A compter du 6 février, la vaccination a été ouverte à l’ensemble des professionnels de santé et du secteur médico-social, aux aides à domicile intervenant auprès de personnes vulnérables et aux pompiers quel que soit leur âge.

A compter du 19 février, la vaccination a été ouverte aux personnes de 50 à 64 ans inclus à risque de formes graves de Covid-19, comme par exemple le diabète ou l’obésité, qui peuvent être vaccinées dans leurs structures de soins, notamment à l’hôpital. Depuis le 25 février, elles peuvent se faire vacciner directement chez un médecin de ville (pour cela, elles doivent désormais avoir 55 ans et plus).

Depuis le 2 mars, les personnes de 65 à 74 ans inclus atteintes d’au moins une comorbidité peuvent également se faire vacciner chez un médecin de ville.

Le 15 mars, la campagne de vaccination en pharmacie a été lancée.

La stratégie vaccinale a évolué le 19 mars pour tenir compte du changement de la population-cible du vaccin AstraZeneca. Dans son avis, la HAS réaffirme la sécurité et l’efficacité du vaccin AstraZeneca et recommande son utilisation pour les seules personnes âgées de 55 ans et plus.

Depuis le 27 mars, toutes les personnes de plus de 70 ans peuvent se faire vacciner en centre de vaccination, dans leur établissement de résidence, mais également chez un médecin de ville ou en pharmacie.

Ainsi, toutes les personnes présentant une pathologie à très haut risque de forme grave, toutes les personnes de plus de 70 ans, les professionnels soignants ainsi que les 50-69 ans inclus présentant au moins une comorbidité sont éligibles à la vaccination.

La cible sera élargie par la suite aux autres tranches de la population majeure. Le Gouvernement ambitionne de proposer la vaccination à tous les Français adultes d’ici la fin de l’été.

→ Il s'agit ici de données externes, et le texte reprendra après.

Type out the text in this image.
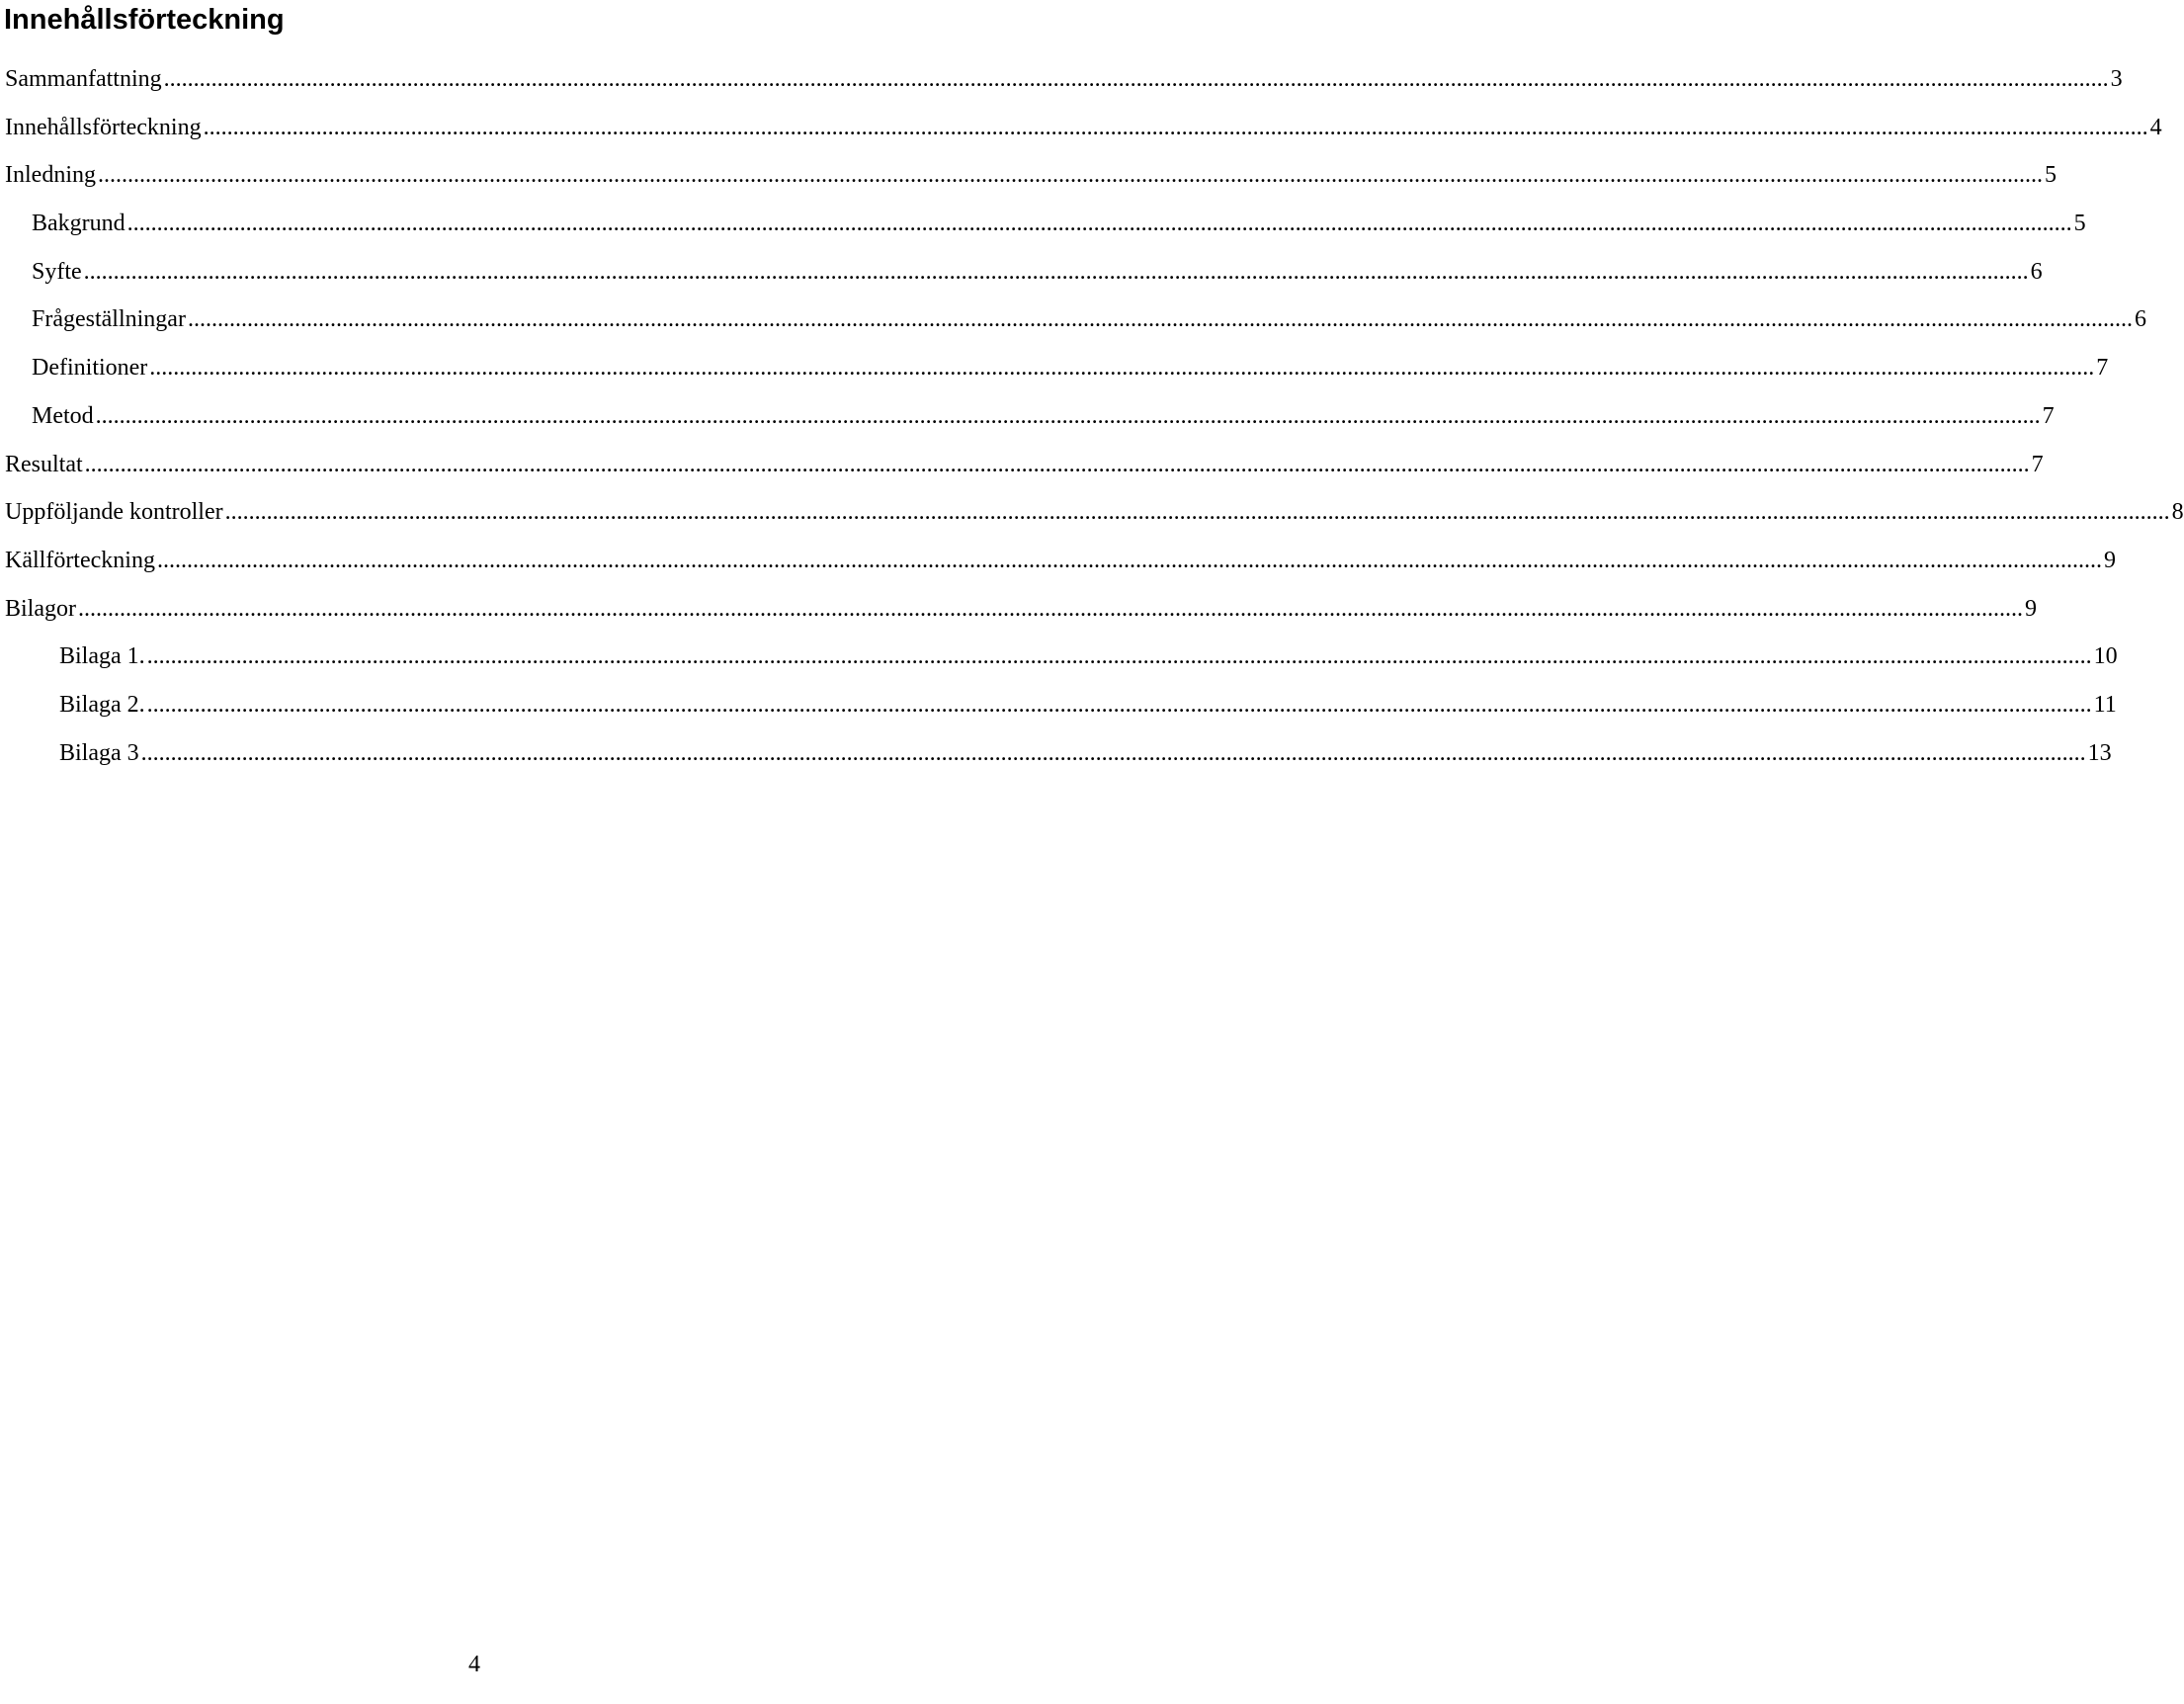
Innehållsförteckning
Sammanfattning .....	3
Innehållsförteckning .....	4
Inledning .....	5
Bakgrund .....	5
Syfte .....	6
Frågeställningar .....	6
Definitioner .....	7
Metod .....	7
Resultat .....	7
Uppföljande kontroller .....	8
Källförteckning .....	9
Bilagor .....	9
Bilaga 1. .....	10
Bilaga 2. .....	11
Bilaga 3 .....	13
4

Au 19 mars, quatre vaccins sont autorisés en France (Pfizer-BioNTech, Moderna, AstraZeneca et Janssen/ Johnson & Johnson). Chacun a des propriétés de transport et de conservation différentes, qui conditionnent les lieux où ils peuvent être administrés. Au regard des informations disponibles sur chacun de ces vaccins, la Haute autorité de Santé a par ailleurs formulé des avis qui ont conduit à proposer à chaque population ciblée le vaccin le mieux adapté à ses caractéristiques, et en particulier à son âge.

 

Dans un avis en date du 7 janvier 2021, l’Agence nationale de sécurité du médicament et des produits de santé (ANSM) a considéré qu’il était nécessaire de maintenir l’administration de deux doses de vaccins aux personnes vaccinées, et que le délai d’administration de la seconde dose pouvait être envisagé entre 21 et 42 jours au vu des circonstances actuelles spécifiques, afin d’élargir la couverture vaccinale des personnes prioritaires.

L’Organisation mondiale de la santé (OMS) s’est positionnée le 5 janvier en faveur d’un intervalle entre les deux doses de Pfizer-BioNTech de 21 à 28 jours et, en cas de circonstances exceptionnelles, pour le fait d’allonger ce délai sans dépasser 42 jours. Dans ce contexte, la recommandation nationale est désormais la suivante :

  • Pour le vaccin Pfizer-BioNTech :
    • pour les personnes âgées hébergées en EHPAD et en ULSD, l’intervalle prévu reste de 21 jours ;
    • pour les autres personnes éligibles à la vaccination, l’intervalle recommandé est de 28 jours.
  • Pour le vaccin Moderna : l’intervalle recommandé est de 28 jours.